O cuidado da casa comum caiçara
Decisão histórica do Tribunal de Justiça de São Paulo pode representar uma mudança nos marcos da justiça socioambiental ao reconhecer direitos de permanência de comunidades tradicionais caiçaras na Jureia (SP).
Aqui é a casinha do Martim, disse Karina Ferro, com as mãos sobre sua barriga e ao lado de seu marido, Edmilson do Prado. Dias depois, em 4 de julho de 2019, essa casinha estaria no centro de um conflito que envolve a violação reiterada dos direitos de caiçaras, povos e comunidades tradicionais no Brasil. De dentro da casinha de sua mãe, Martim viu que um forte aparato da Polícia Militar Ambiental, gestores da Fundação Florestal do Estado de São Paulo e guarda-parques armados com marretas, serrotes e pés de cabra, mas nenhuma ordem judicial, rodeavam o lado de fora da casa de seus pais para demoli-la.
A resistência da família Prado, que possui registros de posse de terra do ano de 1856 na comunidade do Rio Verde, localizada na Jureia, no litoral sul do Estado de São Paulo, foi seguida de medida judicial da Defensoria Pública de São Paulo que procurou impedir a continuidade da demolição. A ilegalidade das ações violentas começou a se descortinar quando o juiz da Comarca de Iguape (SP) decidiu liminarmente que a Fundação Florestal não poderia seguir com a expulsão. Essa decisão é agora ratificada pela 1a Câmara Reservada ao Meio Ambiente do Tribunal de Justiça de São Paulo, que julgou por unanimidade pela continuidade da família em sua casa e território ancestral.
A complexidade do tema requer uma leitura que compreenda que, além do avanço dos projetos de mineração, da monocultura transgênica, da pecuária ostensiva e das queimadas das florestas, há outras formas de violência contra povos e comunidades provocadas não só em nome do desenvolvimento, mas também em nome do discurso da preservação. Está em jogo a gestão de grandes áreas de floresta que, se por um lado correm o risco de se converterem em pastagens, por outro estão sendo viabilizadas pelos governos para exploração de recursos rotulados de “sustentáveis” e como rotas para o turismo empresarial. Nesse campo, uma cortina de fumaça verde gestada por órgãos ambientais e pelo marketing de grandes Ongs vale-se da legitimidade indiscutível das metas de conservação para promover a expulsão de comunidades tradicionais inteiras. Emergem levas de refugiados ambientais em todo mundo, constituídas de populações que se deslocaram compulsoriamente devido aos impactos de grandes empreendimentos de infraestrutura, catástrofes climáticas e políticas ambientais de espoliação territorial.
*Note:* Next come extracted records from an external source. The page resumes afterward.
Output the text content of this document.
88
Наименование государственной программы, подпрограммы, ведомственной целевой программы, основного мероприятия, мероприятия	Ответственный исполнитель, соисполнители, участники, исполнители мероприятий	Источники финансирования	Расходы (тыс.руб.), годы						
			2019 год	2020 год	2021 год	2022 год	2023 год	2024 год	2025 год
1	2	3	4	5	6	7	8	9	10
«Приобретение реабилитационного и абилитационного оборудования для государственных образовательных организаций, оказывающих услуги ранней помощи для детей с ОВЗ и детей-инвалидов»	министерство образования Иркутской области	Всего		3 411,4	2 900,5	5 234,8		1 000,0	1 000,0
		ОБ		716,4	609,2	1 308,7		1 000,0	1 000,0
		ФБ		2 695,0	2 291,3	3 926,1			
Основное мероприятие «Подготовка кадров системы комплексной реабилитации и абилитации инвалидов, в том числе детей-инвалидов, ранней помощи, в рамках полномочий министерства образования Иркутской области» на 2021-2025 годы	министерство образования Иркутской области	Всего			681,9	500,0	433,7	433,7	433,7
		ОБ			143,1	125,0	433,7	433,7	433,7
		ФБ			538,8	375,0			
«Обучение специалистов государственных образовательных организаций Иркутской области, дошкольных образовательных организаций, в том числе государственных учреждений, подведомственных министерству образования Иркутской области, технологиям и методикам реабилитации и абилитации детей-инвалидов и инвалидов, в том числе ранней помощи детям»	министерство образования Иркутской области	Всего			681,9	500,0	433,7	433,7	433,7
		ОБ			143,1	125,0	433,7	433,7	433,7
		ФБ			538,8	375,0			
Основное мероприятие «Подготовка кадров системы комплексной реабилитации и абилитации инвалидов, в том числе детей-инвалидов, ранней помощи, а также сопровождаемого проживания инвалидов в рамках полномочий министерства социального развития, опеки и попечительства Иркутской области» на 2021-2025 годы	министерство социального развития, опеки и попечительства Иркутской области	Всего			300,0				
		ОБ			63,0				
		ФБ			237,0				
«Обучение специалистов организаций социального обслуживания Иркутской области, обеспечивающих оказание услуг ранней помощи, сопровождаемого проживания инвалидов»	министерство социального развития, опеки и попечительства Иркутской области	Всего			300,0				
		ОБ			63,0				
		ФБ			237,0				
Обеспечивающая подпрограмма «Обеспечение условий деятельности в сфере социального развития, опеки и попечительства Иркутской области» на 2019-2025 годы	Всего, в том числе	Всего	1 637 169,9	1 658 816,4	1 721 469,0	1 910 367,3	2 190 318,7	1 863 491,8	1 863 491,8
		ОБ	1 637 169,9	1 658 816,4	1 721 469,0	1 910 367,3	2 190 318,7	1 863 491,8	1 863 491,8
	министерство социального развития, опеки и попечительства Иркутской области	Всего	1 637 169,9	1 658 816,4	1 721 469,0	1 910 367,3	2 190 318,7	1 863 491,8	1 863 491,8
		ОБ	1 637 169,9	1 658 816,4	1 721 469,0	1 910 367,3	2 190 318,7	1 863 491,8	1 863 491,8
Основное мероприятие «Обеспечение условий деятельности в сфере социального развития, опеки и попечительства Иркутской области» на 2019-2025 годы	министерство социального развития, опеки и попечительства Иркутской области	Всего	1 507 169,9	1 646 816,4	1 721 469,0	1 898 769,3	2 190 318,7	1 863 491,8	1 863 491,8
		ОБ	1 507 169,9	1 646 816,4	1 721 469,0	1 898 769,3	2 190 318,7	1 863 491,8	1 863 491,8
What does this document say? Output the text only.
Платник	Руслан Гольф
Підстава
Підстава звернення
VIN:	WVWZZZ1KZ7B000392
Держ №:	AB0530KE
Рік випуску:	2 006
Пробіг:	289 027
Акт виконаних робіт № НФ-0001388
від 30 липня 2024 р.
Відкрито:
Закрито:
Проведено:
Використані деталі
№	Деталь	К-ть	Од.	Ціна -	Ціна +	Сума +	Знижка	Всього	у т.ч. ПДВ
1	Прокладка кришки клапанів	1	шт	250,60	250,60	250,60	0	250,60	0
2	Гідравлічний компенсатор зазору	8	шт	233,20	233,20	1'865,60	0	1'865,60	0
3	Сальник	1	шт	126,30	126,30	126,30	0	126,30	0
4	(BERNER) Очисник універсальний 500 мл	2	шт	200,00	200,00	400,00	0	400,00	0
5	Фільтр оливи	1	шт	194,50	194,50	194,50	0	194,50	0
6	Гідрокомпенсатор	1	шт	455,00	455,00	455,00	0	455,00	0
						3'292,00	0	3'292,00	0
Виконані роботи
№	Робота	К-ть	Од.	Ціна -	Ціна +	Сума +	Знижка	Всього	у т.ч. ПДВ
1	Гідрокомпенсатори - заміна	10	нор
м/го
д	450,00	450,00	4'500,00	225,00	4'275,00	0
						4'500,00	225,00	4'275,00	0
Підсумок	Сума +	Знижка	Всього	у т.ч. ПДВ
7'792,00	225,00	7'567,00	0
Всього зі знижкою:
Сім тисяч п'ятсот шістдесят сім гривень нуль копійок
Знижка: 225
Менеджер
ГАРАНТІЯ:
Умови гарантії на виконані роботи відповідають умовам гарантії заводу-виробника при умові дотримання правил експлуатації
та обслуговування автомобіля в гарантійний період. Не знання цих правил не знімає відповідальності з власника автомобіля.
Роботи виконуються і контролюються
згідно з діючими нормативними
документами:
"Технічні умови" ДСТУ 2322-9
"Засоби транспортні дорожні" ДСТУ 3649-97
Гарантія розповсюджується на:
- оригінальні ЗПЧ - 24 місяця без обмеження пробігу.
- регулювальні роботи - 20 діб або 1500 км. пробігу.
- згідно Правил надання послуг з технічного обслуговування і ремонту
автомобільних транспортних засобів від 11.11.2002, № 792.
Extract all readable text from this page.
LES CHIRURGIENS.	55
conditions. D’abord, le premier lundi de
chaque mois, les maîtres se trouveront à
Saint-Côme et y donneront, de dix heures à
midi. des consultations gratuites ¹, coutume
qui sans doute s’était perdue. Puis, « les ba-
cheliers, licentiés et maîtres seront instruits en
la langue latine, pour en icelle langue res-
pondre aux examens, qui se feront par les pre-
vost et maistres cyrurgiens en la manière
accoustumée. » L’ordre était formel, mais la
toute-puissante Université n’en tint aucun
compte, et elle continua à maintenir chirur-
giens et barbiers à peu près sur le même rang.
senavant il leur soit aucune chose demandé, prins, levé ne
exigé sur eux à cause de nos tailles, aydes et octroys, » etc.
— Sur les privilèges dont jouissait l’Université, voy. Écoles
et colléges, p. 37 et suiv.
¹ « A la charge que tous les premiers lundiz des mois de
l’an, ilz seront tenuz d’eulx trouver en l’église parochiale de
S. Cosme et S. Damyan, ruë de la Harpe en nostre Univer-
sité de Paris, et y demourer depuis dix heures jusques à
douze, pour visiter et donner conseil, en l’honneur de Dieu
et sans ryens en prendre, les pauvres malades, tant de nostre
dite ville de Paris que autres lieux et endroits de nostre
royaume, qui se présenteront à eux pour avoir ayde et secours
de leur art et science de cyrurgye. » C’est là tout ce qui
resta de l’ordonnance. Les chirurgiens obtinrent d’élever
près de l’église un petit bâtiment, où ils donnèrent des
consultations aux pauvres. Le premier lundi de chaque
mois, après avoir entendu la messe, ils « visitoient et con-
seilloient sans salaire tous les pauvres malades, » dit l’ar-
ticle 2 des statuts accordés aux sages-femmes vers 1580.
Vejamos como isso ocorre na Jureia. No mesmo dia da ofensiva sobre a casa de Karina e Edmilson, a Fundação Florestal destruiu duas casas de seus primos diretos, os casais caiçaras Heber do Prado Carneiro e Vanessa Muniz Honorato, e Marcos Venicius de Souza Prado e Daiane Neves Alves. Esses jovens foram alvos de repressão, o que para famílias tradicionais é matéria antiga. Um vasto acervo de pesquisas acadêmicas demonstra que a violência dos órgãos ambientais é realizada há mais de 30 anos mediante o entrave na obtenção de permissões para realização de atividades de roça e pesca, além do impedimento de reforma e construção de casas para jovens famílias caiçaras. A perversidade dessa violência está em inviabilizar, por meio de restrições de cunho administrativo, a permanência das famílias, levando-as ou a abandonarem as comunidades ou a lutarem forçosamente pela sobrevivência. No espaço público, os órgãos ambientais e Ongs ambientalistas veiculam notícias falsas que acusam os caiçaras de serem invasores de sua própria casa.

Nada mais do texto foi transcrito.